I've made this setup (60x45x60) for a group of 4 or 5 green anoles, I have crestie in there at the moment just so he has a little more room for now. Just wondering if there are any problems with it? Are there any other group of lizards or frogs that would be happy in here other than my planned green anoles?


----------



## herper147 (Feb 7, 2009)

Dont think there would be a problem with the group of anoles, but that does look like the exo terra 45*45*60 in the pic?

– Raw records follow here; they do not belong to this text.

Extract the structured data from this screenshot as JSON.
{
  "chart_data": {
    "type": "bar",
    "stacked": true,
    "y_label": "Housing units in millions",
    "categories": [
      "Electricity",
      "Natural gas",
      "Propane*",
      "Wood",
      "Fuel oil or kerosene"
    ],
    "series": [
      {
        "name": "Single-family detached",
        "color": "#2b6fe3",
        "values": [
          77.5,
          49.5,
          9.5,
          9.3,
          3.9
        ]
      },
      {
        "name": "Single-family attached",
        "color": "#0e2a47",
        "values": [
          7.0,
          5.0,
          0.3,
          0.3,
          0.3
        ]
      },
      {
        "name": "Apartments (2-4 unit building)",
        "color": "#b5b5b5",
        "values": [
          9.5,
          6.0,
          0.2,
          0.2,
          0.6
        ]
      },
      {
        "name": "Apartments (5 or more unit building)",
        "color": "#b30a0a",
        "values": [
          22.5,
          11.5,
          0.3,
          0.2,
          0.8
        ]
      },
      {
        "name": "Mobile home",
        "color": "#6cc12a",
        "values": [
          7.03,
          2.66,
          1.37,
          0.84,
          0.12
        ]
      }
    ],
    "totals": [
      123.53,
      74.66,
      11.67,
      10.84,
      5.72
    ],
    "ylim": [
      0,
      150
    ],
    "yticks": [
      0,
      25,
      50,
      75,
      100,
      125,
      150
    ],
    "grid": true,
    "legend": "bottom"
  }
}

Great setup though looks great:no1:


----------



## tomsteele (Aug 29, 2011)

nope, 60x45x60... my crestie is in a 45x45x60...


----------



## tomsteele (Aug 29, 2011)

would a couple or a trio of mad giant day geckos be happy in this setup? Which make better display animals? Green anoles or Mad giant day geckos?


----------



## herper147 (Feb 7, 2009)

I would say a pair of mads would be fine in there but mabye not a trio as they get quite big and are very active. Think that is the wrong sort of setup for mads though they need bamboo really and horizontal perches, for the best display animal i would go anoles, when you have a male showing off to a group of females its so funny to watch


----------



## samsnake (Mar 10, 2009)

Wow that looks brilliant  I want to something like this for my frogs. Love the the branch that you have used


----------



## tomsteele (Aug 29, 2011)

herper147 said:


> I would say a pair of mads would be fine in there but mabye not a trio as they get quite big and are very active. Think that is the wrong sort of setup for mads though they need bamboo really and horizontal perches, for the best display animal i would go anoles, when you have a male showing off to a group of females its so funny to watch


Yeah, I knew they prefered bamboo, it was just a thought :2thumb: I'll stick with my plans, a group of 4 or 5 anoles 



> samsnake Wow that looks brilliant I want to something like this for my frogs. Love the the branch that you have used


 Thanks! What kind of frogs? Can you suggest any group frogs that ould make good display animals in this style viv??


----------



## my_shed (Jan 5, 2011)

Mads would look good in there without a doubt, mine tend to prefer vertical surfaces to horizontal perches anyways but knowing my herps thats probs not an indicator of normal mafs!! Lol but i don't think you can beat mads for display vivs, so bright and colourful and energetic  as said though, probably a bit small for a trio

Dave


----------



## tomsteele (Aug 29, 2011)

my_shed said:


> Mads would look good in there without a doubt, mine tend to prefer vertical surfaces to horizontal perches anyways but knowing my herps thats probs not an indicator of normal mafs!! Lol but i don't think you can beat mads for display vivs, so bright and colourful and energetic  as said though, probably a bit small for a trio
> 
> Dave


Yeah, maybe not a trio  but you think a pair would be happy in there? Hmmmm can't decide, 1.4 green anoles, or 1.1. Mads?


----------



## samsnake (Mar 10, 2009)

I am no expert on frogs more of a snake kinda girl but. The viv is the perfect size for Whites Tree Frogs. I am hoping to do a planted Exo for mine when I get them


----------



## tomsteele (Aug 29, 2011)

samsnake said:


> I am no expert on frogs more of a snake kinda girl but. The viv is the perfect size for Whites Tree Frogs. I am hoping to do a planted Exo for mine when I get them


My mate has a WTF, I prefer red eyed tree frogs, do they make good dislay frogs? Or arebthey nocturnal?


----------